No, there is no especially easy way to do this. JavaScript was not made for handling low-level operations such as working directly with binary data for, say, image processing.

You could use a <canvas> element to base64 encode each image, and then compare the resulting base64 strings, but this will only tell you whether or not the images are identical.

To use the getBase64Image function (defined in the answer I linked) to compare two images:

var a = new Image(),
    b = new Image();
a.src = 'chrome://favicon/' + url_a;
b.src = 'chrome://favicon/' + url_b;

// might need to wait until a and b have actually loaded, ignoring this for now
var a_base64 = getBase64Image(a),
    b_base64 = getBase64Image(b);

if (a_base64 === b_base64)
{
    // they are identical
}
else
{
    // you can probably guess what this means
}

I think you may be interested in this JavaScript library called resemble.js which:

Analyses and compares images with HTML5 canvas and JavaScript.

Resemble.js can be used for any image analysis and comparison requirement you might have in the browser.
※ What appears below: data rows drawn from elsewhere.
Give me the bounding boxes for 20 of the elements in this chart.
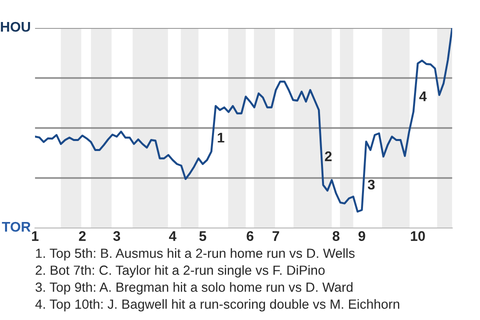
annotation: 3 — [368, 180, 375, 190]
x-tick-label: 8 — [332, 231, 340, 241]
text: 2. Bot 7th: C. Taylor hit a 2-run single vs F. DiPino — [36, 265, 325, 278]
x-tick-label: 4 — [168, 231, 176, 241]
x-tick-label: 10 — [410, 231, 425, 241]
text: 1. Top 5th: B. Ausmus hit a 2-run home run vs D. Wells — [36, 248, 355, 261]
annotation: 2 — [324, 151, 332, 162]
x-tick-label: 1 — [32, 231, 39, 241]
text: TOR — [2, 222, 31, 232]
text: HOU — [0, 22, 30, 32]
x-tick-label: 6 — [246, 231, 254, 241]
x-tick-label: 5 — [199, 231, 206, 241]
x-tick-label: 7 — [272, 231, 280, 241]
text: 4. Top 10th: J. Bagwell hit a run-scoring double vs M. Eichhorn — [35, 299, 400, 312]
x-tick-label: 9 — [358, 231, 366, 241]
annotation: 1 — [218, 132, 224, 142]
x-tick-label: 2 — [78, 231, 86, 241]
annotation: 4 — [419, 92, 427, 102]
x-tick-label: 3 — [113, 231, 120, 241]
text: 3. Top 9th: A. Bregman hit a solo home run vs D. Ward — [36, 282, 352, 294]
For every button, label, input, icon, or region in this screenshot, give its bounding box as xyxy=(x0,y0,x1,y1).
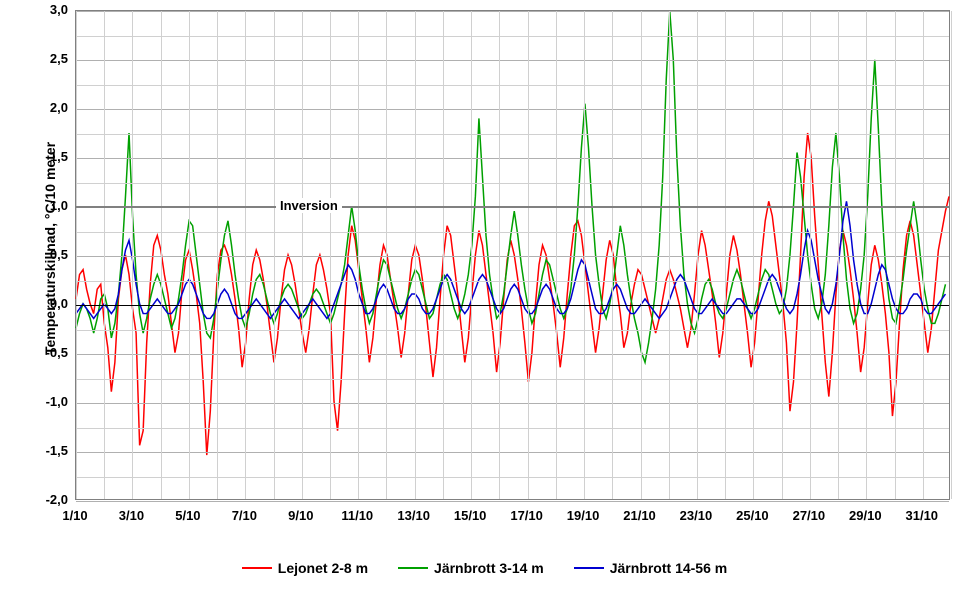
grid-line-v xyxy=(245,11,246,499)
x-tick-label: 5/10 xyxy=(175,508,200,523)
grid-line-v xyxy=(415,11,416,499)
grid-line-v xyxy=(104,11,105,499)
y-tick-label: 0,0 xyxy=(30,296,68,311)
grid-line-h-minor xyxy=(76,232,949,233)
grid-line-v xyxy=(161,11,162,499)
grid-line-v xyxy=(528,11,529,499)
grid-line-h-minor xyxy=(76,281,949,282)
y-tick-label: 1,5 xyxy=(30,149,68,164)
grid-line-v xyxy=(612,11,613,499)
grid-line-v xyxy=(895,11,896,499)
grid-line-v xyxy=(556,11,557,499)
grid-line-v xyxy=(641,11,642,499)
grid-line-v xyxy=(330,11,331,499)
x-tick-label: 29/10 xyxy=(849,508,882,523)
grid-line-v xyxy=(951,11,952,499)
grid-line-h xyxy=(76,11,949,12)
grid-line-h xyxy=(76,452,949,453)
y-tick-label: 3,0 xyxy=(30,2,68,17)
y-tick-label: -1,5 xyxy=(30,443,68,458)
grid-line-v xyxy=(584,11,585,499)
x-tick-label: 15/10 xyxy=(454,508,487,523)
grid-line-h-minor xyxy=(76,428,949,429)
inversion-line xyxy=(76,206,949,208)
grid-line-v xyxy=(838,11,839,499)
x-tick-label: 17/10 xyxy=(510,508,543,523)
legend-label: Järnbrott 3-14 m xyxy=(434,560,544,576)
y-tick-label: 2,0 xyxy=(30,100,68,115)
legend-swatch xyxy=(574,567,604,569)
legend-swatch xyxy=(242,567,272,569)
grid-line-v xyxy=(443,11,444,499)
y-tick-label: -2,0 xyxy=(30,492,68,507)
grid-line-v xyxy=(669,11,670,499)
grid-line-v xyxy=(810,11,811,499)
grid-line-v xyxy=(471,11,472,499)
grid-line-v xyxy=(189,11,190,499)
grid-line-h-minor xyxy=(76,330,949,331)
series-line xyxy=(76,133,949,455)
x-tick-label: 19/10 xyxy=(567,508,600,523)
grid-line-h-minor xyxy=(76,183,949,184)
grid-line-h xyxy=(76,109,949,110)
chart-container: Temperaturskillnad, °C/10 meter Inversio… xyxy=(0,0,969,592)
y-tick-label: 2,5 xyxy=(30,51,68,66)
grid-line-h-minor xyxy=(76,134,949,135)
plot-area: Inversion xyxy=(75,10,950,500)
legend-label: Järnbrott 14-56 m xyxy=(610,560,727,576)
x-tick-label: 11/10 xyxy=(341,508,373,523)
grid-line-v xyxy=(132,11,133,499)
legend-item: Järnbrott 14-56 m xyxy=(574,560,727,576)
x-tick-label: 25/10 xyxy=(736,508,769,523)
legend-swatch xyxy=(398,567,428,569)
y-tick-label: 0,5 xyxy=(30,247,68,262)
grid-line-v xyxy=(753,11,754,499)
grid-line-h xyxy=(76,501,949,502)
y-tick-label: -0,5 xyxy=(30,345,68,360)
legend-label: Lejonet 2-8 m xyxy=(278,560,368,576)
grid-line-v xyxy=(923,11,924,499)
grid-line-v xyxy=(274,11,275,499)
x-tick-label: 13/10 xyxy=(397,508,430,523)
legend: Lejonet 2-8 m Järnbrott 3-14 m Järnbrott 1… xyxy=(0,560,969,576)
grid-line-h-minor xyxy=(76,36,949,37)
grid-line-v xyxy=(725,11,726,499)
grid-line-v xyxy=(782,11,783,499)
grid-line-v xyxy=(358,11,359,499)
y-tick-label: 1,0 xyxy=(30,198,68,213)
x-tick-label: 7/10 xyxy=(232,508,257,523)
y-tick-label: -1,0 xyxy=(30,394,68,409)
grid-line-v xyxy=(217,11,218,499)
grid-line-h xyxy=(76,60,949,61)
grid-line-v xyxy=(386,11,387,499)
legend-item: Lejonet 2-8 m xyxy=(242,560,368,576)
zero-line xyxy=(76,305,949,306)
x-tick-label: 23/10 xyxy=(680,508,713,523)
x-tick-label: 1/10 xyxy=(62,508,87,523)
grid-line-h-minor xyxy=(76,85,949,86)
grid-line-v xyxy=(76,11,77,499)
legend-item: Järnbrott 3-14 m xyxy=(398,560,544,576)
inversion-label: Inversion xyxy=(276,198,342,213)
grid-line-h xyxy=(76,354,949,355)
grid-line-h xyxy=(76,256,949,257)
grid-line-h-minor xyxy=(76,379,949,380)
grid-line-h xyxy=(76,158,949,159)
x-tick-label: 27/10 xyxy=(793,508,826,523)
series-line xyxy=(76,11,945,362)
grid-line-h xyxy=(76,403,949,404)
grid-line-v xyxy=(697,11,698,499)
grid-line-v xyxy=(302,11,303,499)
grid-line-v xyxy=(866,11,867,499)
grid-line-h-minor xyxy=(76,477,949,478)
x-tick-label: 9/10 xyxy=(288,508,313,523)
x-tick-label: 31/10 xyxy=(905,508,938,523)
grid-line-v xyxy=(499,11,500,499)
x-tick-label: 3/10 xyxy=(119,508,144,523)
x-tick-label: 21/10 xyxy=(623,508,656,523)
However, it has been designed and built for use by the https://github.com/Huddle/PhantomCSS powered visual regression library PhantomCSS. PhantomCSS needs to be able to ignore antialiasing as this would cause differences between screenshots derived from different machines.

Resemble.js uses the HTML5 File API to parse image data, and canvas for rendering image diffs.


We just released a lightweight library RembrandtJS, that does exactly that and it works both in the browser using HTML5 Canvas2D API as well as on the server via the drop-in Node.JS replacement node-canvas. It accepts both blobs and urls as image sources so you could simply do this:

const rembrandt = new Rembrandt({
  // `imageA` and `imageB` can be either Strings (file path on node.js,
  // public url on Browsers) or Buffers
  imageA: 'chrome://favicon/' + url_a,
  imageB: 'chrome://favicon/' + url_b,

  thresholdType: Rembrandt.THRESHOLD_PERCENT,

  // The maximum threshold (0...1 for THRESHOLD_PERCENT, pixel count for THRESHOLD_PIXELS
  maxThreshold: 0,

  // Maximum color delta (0...255):
  maxDelta: 0,

  // Maximum surrounding pixel offset
  maxOffset: 0,

})

// Run the comparison
rembrandt.compare()
  .then(function (result) {

    if(result.passed){
      // do what you want
    }
  })

As you can see Rembrandt also allows you to introduce threshold values, if you domain requires some leeway with respect to color or pixel difference. Since it works in both the browser and on the server (node), it makes it easy to integrate into your test suite.